Isto não quer dizer que, no encontro intensivo, não haja consciência do algo

encontrado: pode ser fulano, que reconheço pelo semblante ou pela voz, pode ser

determinada favela, que reconheço por ter vivido em seu labirinto etc. Do mesmo modo,

no encontro, aquele que percebe esse algo tem consciência de o estar apreendendo com

alegria ou dor. Porém, se o encontro ficasse apenas nisso, nesse nível da consciência de

algo e na consciência dos sentimentos pessoais, então não se poderia, rigorosamente,

chamá-lo de fundamental, do ponto de vista da problemática que nos ocupa. Digamos

que um encontro desse tipo, isto é, nesse nível, é não só inevitável como necessário, útil

etc. do ponto de vista da sobrevivência, dos passeios, da vida em geral. Ele está presente

em qualquer circunstância e funciona na comum apreensão das situações. São encontros

extensivos.

Sentir e pensar de outro modo

Como o plano de organização dos encontros extensivos não esgota a

problemática dos encontros, precisamos retomar a pergunta: concretamente, que ocorre

nos encontros que Deleuze considera notáveis, encontros que põem em jogo uma outra

experiência de exercício das faculdades de sentir, de memorar, de imaginar, de pensar

etc?

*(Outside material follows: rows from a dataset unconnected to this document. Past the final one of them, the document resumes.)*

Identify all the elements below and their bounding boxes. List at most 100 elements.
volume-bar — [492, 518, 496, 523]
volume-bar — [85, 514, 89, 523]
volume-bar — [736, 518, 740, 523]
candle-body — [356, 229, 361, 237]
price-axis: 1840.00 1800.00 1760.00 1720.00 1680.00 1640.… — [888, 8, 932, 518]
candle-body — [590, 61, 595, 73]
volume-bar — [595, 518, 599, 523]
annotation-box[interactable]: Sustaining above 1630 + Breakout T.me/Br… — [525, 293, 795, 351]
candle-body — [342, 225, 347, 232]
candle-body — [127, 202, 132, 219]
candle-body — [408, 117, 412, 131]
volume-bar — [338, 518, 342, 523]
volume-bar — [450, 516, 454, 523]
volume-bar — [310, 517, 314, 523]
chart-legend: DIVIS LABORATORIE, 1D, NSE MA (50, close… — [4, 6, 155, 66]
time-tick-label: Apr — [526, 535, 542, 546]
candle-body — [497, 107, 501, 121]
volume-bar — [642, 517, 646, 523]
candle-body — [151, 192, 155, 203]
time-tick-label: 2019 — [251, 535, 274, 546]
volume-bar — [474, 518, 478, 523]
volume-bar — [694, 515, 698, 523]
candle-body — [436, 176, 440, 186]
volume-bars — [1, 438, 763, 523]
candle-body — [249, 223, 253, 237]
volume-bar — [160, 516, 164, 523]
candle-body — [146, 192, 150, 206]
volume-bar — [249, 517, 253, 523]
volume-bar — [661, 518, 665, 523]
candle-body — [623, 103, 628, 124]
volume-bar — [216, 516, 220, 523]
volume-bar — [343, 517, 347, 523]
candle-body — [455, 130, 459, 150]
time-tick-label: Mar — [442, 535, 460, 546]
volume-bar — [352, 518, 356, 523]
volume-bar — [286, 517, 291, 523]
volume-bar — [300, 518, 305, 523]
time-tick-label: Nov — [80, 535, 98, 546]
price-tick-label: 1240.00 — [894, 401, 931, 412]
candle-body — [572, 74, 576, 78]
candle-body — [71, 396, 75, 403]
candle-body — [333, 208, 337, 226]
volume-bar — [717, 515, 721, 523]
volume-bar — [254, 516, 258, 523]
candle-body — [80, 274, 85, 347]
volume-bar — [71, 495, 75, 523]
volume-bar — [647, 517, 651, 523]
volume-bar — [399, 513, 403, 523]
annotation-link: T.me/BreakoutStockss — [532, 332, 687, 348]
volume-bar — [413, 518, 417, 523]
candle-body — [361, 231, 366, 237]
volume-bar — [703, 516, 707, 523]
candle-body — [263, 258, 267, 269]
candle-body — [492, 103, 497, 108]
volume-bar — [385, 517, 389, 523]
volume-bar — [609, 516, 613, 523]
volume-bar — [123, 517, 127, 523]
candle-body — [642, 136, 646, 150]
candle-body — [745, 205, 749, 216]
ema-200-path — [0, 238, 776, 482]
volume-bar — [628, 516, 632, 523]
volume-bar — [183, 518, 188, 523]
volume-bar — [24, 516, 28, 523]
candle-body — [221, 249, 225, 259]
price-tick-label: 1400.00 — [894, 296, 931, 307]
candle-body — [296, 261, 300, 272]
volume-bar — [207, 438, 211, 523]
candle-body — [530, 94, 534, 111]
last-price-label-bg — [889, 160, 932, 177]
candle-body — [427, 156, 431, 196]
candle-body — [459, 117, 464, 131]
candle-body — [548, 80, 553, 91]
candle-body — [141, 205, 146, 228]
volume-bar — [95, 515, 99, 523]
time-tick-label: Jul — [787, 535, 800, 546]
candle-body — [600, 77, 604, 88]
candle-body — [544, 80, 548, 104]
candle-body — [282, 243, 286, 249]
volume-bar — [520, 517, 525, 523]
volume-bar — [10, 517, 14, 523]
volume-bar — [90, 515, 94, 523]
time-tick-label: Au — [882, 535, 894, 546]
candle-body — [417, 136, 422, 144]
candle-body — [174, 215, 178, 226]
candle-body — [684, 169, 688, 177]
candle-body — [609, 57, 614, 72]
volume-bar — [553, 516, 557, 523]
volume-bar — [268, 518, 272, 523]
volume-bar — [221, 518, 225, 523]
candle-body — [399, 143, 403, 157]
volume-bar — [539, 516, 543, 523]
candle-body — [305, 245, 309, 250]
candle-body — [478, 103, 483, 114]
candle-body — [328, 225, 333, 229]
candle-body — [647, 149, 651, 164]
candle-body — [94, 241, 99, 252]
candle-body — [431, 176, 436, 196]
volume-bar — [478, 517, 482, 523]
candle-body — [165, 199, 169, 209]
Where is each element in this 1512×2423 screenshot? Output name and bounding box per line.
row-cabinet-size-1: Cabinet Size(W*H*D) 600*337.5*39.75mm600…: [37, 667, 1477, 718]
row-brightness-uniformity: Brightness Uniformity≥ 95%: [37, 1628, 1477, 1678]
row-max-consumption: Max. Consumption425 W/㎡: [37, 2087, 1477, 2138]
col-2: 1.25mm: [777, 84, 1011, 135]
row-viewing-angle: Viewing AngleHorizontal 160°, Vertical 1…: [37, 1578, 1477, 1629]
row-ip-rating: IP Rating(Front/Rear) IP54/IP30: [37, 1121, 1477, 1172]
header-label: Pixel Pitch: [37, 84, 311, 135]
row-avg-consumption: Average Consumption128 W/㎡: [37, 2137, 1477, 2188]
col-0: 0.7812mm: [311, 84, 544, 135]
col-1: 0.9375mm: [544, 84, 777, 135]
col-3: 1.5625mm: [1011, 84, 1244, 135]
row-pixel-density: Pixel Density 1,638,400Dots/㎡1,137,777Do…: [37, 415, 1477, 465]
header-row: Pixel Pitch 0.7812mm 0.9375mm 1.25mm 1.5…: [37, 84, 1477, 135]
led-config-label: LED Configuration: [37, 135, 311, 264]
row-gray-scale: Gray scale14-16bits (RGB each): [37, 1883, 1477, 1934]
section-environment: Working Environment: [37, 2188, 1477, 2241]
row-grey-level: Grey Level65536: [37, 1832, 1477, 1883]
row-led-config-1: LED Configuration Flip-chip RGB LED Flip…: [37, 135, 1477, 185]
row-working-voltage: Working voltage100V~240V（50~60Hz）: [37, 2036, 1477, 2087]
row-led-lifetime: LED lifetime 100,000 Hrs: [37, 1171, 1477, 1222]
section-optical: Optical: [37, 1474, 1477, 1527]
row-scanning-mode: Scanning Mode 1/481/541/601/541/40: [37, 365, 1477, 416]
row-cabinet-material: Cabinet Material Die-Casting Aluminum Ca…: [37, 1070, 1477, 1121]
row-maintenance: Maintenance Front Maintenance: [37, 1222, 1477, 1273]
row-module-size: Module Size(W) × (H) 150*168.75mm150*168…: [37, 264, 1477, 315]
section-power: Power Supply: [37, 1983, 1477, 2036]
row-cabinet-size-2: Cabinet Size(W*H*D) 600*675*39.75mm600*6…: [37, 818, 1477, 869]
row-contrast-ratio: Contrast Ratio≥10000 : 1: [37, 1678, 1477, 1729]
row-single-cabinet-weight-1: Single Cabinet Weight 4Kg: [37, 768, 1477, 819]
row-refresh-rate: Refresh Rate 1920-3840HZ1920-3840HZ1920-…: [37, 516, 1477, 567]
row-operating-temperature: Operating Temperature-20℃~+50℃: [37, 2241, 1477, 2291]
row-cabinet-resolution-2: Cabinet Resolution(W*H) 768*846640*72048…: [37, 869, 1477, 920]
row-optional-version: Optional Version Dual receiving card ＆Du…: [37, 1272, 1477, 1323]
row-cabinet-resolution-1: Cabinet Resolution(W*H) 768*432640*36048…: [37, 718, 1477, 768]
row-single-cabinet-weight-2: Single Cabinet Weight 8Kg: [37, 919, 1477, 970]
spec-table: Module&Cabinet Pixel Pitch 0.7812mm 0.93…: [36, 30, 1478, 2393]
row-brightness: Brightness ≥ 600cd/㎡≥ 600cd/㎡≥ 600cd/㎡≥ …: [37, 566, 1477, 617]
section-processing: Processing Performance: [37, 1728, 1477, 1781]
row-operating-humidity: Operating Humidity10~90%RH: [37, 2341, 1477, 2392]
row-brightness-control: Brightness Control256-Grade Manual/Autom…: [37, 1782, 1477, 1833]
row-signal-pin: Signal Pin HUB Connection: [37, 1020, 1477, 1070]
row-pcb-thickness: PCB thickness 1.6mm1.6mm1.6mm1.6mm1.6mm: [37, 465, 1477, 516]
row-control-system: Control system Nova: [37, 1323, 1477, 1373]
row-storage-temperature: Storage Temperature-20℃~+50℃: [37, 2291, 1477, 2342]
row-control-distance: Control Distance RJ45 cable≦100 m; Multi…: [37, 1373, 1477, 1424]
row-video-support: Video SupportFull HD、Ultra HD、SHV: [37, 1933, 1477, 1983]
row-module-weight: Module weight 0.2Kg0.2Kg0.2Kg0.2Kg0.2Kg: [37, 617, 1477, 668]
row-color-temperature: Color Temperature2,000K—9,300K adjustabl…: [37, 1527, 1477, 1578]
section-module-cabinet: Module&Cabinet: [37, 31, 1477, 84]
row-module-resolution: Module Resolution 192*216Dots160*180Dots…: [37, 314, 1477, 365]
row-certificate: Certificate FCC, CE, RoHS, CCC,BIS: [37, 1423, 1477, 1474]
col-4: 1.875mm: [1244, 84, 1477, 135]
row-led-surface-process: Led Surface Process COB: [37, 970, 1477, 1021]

Num encontro dito fundamental, o que se passa é um processo complexo:

suponhamos que eu, neste aqui e agora, neste atual presente em que vivo, esteja

saboreando a qualidade sensível deste gostoso e leve bolinho chamado madalena, como

aquela de Proust, por exemplo; e suponhamos que, como Proust, esse encontro gustativo

com a madalena desencadeie em mim uma alegria tão singularmente intensa que não

posso atribuí-la apenas a isto que me foi dado neste encontro, a esta qualidade sensível

do bolinho na minha boca; assim como não posso explicá-la recorrendo a lembranças

do vivido por mim no passado. Por quê? Porque essa intensa alegria, que só pode ser

sentida, abre-me a estados aos quais sou involuntariamente lançado; impõe-me

atmosferas que transbordam situações vividas; abre-me a virtualidades que insistem

naquilo que me foi dado no encontro, mas que não aparecem no próprio dado.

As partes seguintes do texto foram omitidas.